Meu pai soltou um sorriso. Isso mesmo, eu fiz o meu pai rir. Até eu estava chocada com aquela estranha situação.

:- Pare de chorar por ela. – Eu disse como um conselho para completar meu relato. – Ela já foi não tem mais jeito. Quando senti vontade de chorar pense no quanto ela foi alguém maravilhoso, ela conseguiu fazer com que tivéssemos uma conversa civilizada por mais de cinco minutos sem trocar nenhuma farpa!

Ele concordou com a cabeça e olhou para o horizonte, nossa relação mudou desde que tivemos em que nos falar mais para tocar para frente o negócio de Vó Dolores, era como se a velha tivesse um plano de união tão perfeito que mesmo depois de bater as botas ainda sentimos esse efeito apaziguador.

:- Eu choro por que eu sinto a falta dela, saudade dói.

Foi a minha vez de ficar em silêncio era impossível não concordar com ele. Meu pai deve ter sentido que tocou num ponto frágil por que me encarou de lado por um bom tempo, me avaliando, talvez.

:- O que te trouxe aqui? – Por fim me perguntou.

:- Queria passar o aniversário da minha vó na sua fazenda. – Eu disse imediatamente e ele cruzou os braços me encarando sabendo que tinha algo a mais. Fiquei calada sem a intenção de falar mais nada, nossa civilidade não significa fraternidade.

:- Por mais que tenha conquistado muitos objetivos nesse último ano, você precisa ir atrás do que você quer, voltar a ter rugas, bem aqui. – Paolo apontou para ao lado de um dos meus olhos. – Quando você sorri verdadeiramente, na pele ali se formam duas rugas que se mescla com o seu olhar deixa ele puxado e apertado que junto com seu sorriso aberto, faz de você puramente feliz. Sem fingimentos.

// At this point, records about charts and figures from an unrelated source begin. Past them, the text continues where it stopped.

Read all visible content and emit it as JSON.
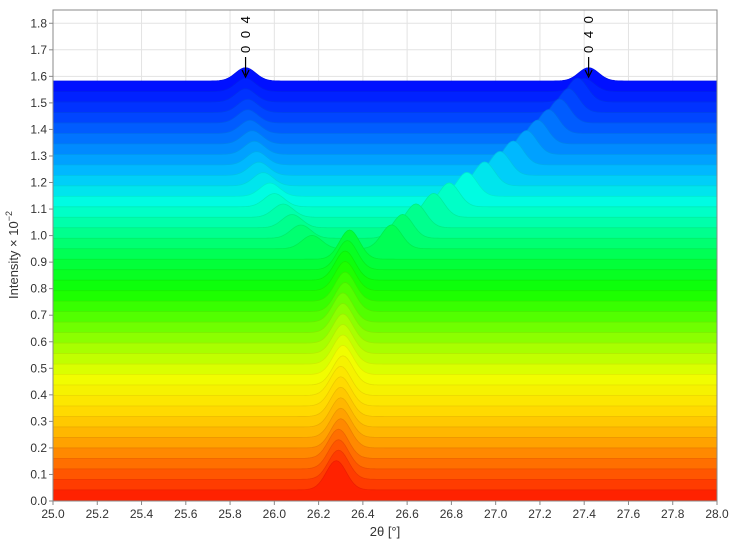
{
  "chart_data": {
    "type": "area",
    "xlabel": "2θ [°]",
    "ylabel_main": "Intensity × 10",
    "ylabel_exponent": "−2",
    "xlim": [
      25.0,
      28.0
    ],
    "ylim": [
      0.0,
      1.85
    ],
    "x_ticks": [
      "25.0",
      "25.2",
      "25.4",
      "25.6",
      "25.8",
      "26.0",
      "26.2",
      "26.4",
      "26.6",
      "26.8",
      "27.0",
      "27.2",
      "27.4",
      "27.6",
      "27.8",
      "28.0"
    ],
    "y_ticks": [
      "0.0",
      "0.1",
      "0.2",
      "0.3",
      "0.4",
      "0.5",
      "0.6",
      "0.7",
      "0.8",
      "0.9",
      "1.0",
      "1.1",
      "1.2",
      "1.3",
      "1.4",
      "1.5",
      "1.6",
      "1.7",
      "1.8"
    ],
    "grid": true,
    "waterfall": {
      "n_traces": 40,
      "trace_offset": 0.0395,
      "peak_width": 0.045,
      "traces": [
        {
          "base": 0.0,
          "peaks": [
            [
              26.28,
              0.11
            ]
          ]
        },
        {
          "base": 0.0395,
          "peaks": [
            [
              26.29,
              0.11
            ]
          ]
        },
        {
          "base": 0.079,
          "peaks": [
            [
              26.29,
              0.11
            ]
          ]
        },
        {
          "base": 0.1185,
          "peaks": [
            [
              26.29,
              0.11
            ]
          ]
        },
        {
          "base": 0.158,
          "peaks": [
            [
              26.3,
              0.11
            ]
          ]
        },
        {
          "base": 0.1975,
          "peaks": [
            [
              26.3,
              0.11
            ]
          ]
        },
        {
          "base": 0.237,
          "peaks": [
            [
              26.3,
              0.11
            ]
          ]
        },
        {
          "base": 0.2765,
          "peaks": [
            [
              26.3,
              0.11
            ]
          ]
        },
        {
          "base": 0.316,
          "peaks": [
            [
              26.3,
              0.11
            ]
          ]
        },
        {
          "base": 0.3555,
          "peaks": [
            [
              26.3,
              0.11
            ]
          ]
        },
        {
          "base": 0.395,
          "peaks": [
            [
              26.31,
              0.11
            ]
          ]
        },
        {
          "base": 0.4345,
          "peaks": [
            [
              26.31,
              0.11
            ]
          ]
        },
        {
          "base": 0.474,
          "peaks": [
            [
              26.31,
              0.11
            ]
          ]
        },
        {
          "base": 0.5135,
          "peaks": [
            [
              26.31,
              0.11
            ]
          ]
        },
        {
          "base": 0.553,
          "peaks": [
            [
              26.31,
              0.11
            ]
          ]
        },
        {
          "base": 0.5925,
          "peaks": [
            [
              26.31,
              0.11
            ]
          ]
        },
        {
          "base": 0.632,
          "peaks": [
            [
              26.31,
              0.11
            ]
          ]
        },
        {
          "base": 0.6715,
          "peaks": [
            [
              26.32,
              0.11
            ]
          ]
        },
        {
          "base": 0.711,
          "peaks": [
            [
              26.32,
              0.11
            ]
          ]
        },
        {
          "base": 0.7505,
          "peaks": [
            [
              26.32,
              0.11
            ]
          ]
        },
        {
          "base": 0.79,
          "peaks": [
            [
              26.32,
              0.11
            ]
          ]
        },
        {
          "base": 0.8295,
          "peaks": [
            [
              26.33,
              0.11
            ]
          ]
        },
        {
          "base": 0.869,
          "peaks": [
            [
              26.34,
              0.11
            ]
          ]
        },
        {
          "base": 0.9085,
          "peaks": [
            [
              26.17,
              0.05
            ],
            [
              26.53,
              0.09
            ]
          ]
        },
        {
          "base": 0.948,
          "peaks": [
            [
              26.12,
              0.05
            ],
            [
              26.58,
              0.09
            ]
          ]
        },
        {
          "base": 0.9875,
          "peaks": [
            [
              26.08,
              0.05
            ],
            [
              26.64,
              0.09
            ]
          ]
        },
        {
          "base": 1.027,
          "peaks": [
            [
              26.04,
              0.05
            ],
            [
              26.72,
              0.09
            ]
          ]
        },
        {
          "base": 1.0665,
          "peaks": [
            [
              26.0,
              0.05
            ],
            [
              26.79,
              0.09
            ]
          ]
        },
        {
          "base": 1.106,
          "peaks": [
            [
              25.98,
              0.05
            ],
            [
              26.87,
              0.09
            ]
          ]
        },
        {
          "base": 1.1455,
          "peaks": [
            [
              25.95,
              0.05
            ],
            [
              26.95,
              0.09
            ]
          ]
        },
        {
          "base": 1.185,
          "peaks": [
            [
              25.93,
              0.05
            ],
            [
              27.02,
              0.09
            ]
          ]
        },
        {
          "base": 1.2245,
          "peaks": [
            [
              25.92,
              0.05
            ],
            [
              27.08,
              0.09
            ]
          ]
        },
        {
          "base": 1.264,
          "peaks": [
            [
              25.91,
              0.05
            ],
            [
              27.14,
              0.09
            ]
          ]
        },
        {
          "base": 1.3035,
          "peaks": [
            [
              25.9,
              0.05
            ],
            [
              27.19,
              0.09
            ]
          ]
        },
        {
          "base": 1.343,
          "peaks": [
            [
              25.89,
              0.05
            ],
            [
              27.24,
              0.09
            ]
          ]
        },
        {
          "base": 1.3825,
          "peaks": [
            [
              25.88,
              0.05
            ],
            [
              27.29,
              0.09
            ]
          ]
        },
        {
          "base": 1.422,
          "peaks": [
            [
              25.88,
              0.05
            ],
            [
              27.33,
              0.09
            ]
          ]
        },
        {
          "base": 1.4615,
          "peaks": [
            [
              25.87,
              0.05
            ],
            [
              27.37,
              0.09
            ]
          ]
        },
        {
          "base": 1.501,
          "peaks": [
            [
              25.87,
              0.05
            ],
            [
              27.4,
              0.05
            ]
          ]
        },
        {
          "base": 1.5405,
          "peaks": [
            [
              25.87,
              0.05
            ],
            [
              27.42,
              0.05
            ]
          ]
        }
      ]
    },
    "colormap": [
      "#ff2200",
      "#ff6a00",
      "#ffb000",
      "#ffe000",
      "#f0ff00",
      "#aaff00",
      "#5aff00",
      "#10ff00",
      "#00ff40",
      "#00ff90",
      "#00ffe0",
      "#00c0ff",
      "#0080ff",
      "#0040ff",
      "#0010ff"
    ],
    "annotations": [
      {
        "label": "0 0 4",
        "x": 25.87,
        "y": 1.59
      },
      {
        "label": "0 4 0",
        "x": 27.42,
        "y": 1.59
      }
    ]
  }
}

Eu encarei os olhos dele tão surpresa com o que ele acabou de dizer que não consegui abrir a minha boca.

:- Estou te dizendo isso porque não é a toa ter voltado para Lagoa Azul, apesar dos pesares ainda sou seu pai. Se também me permite um conselho vá atrás do que te faz sorrir com rugas. – Ele me incentivou e eu fiquei desestabilizada, a chuva já era apesar uma fina garoa e mesmo assim estávamos ensopados, meu pai voltou a olhar o horizonte e a cruzar os braços, era um olhar tão firme que me lembrou o outro homem do qual eu não suportava.

A morte de sua mãe o havia transformado, ele já não era o mesmo, mas eu sempre tenho meu pé atrás. Ele foi o primeiro homem a me magoar na vida, aquilo é algo que eu não esqueceria tão fácil. Creio que aquele era o primeiro conselho que ele me dava depois de quinze anos, não fiz questão de privar minhas expressões, ele me acertou em cheio.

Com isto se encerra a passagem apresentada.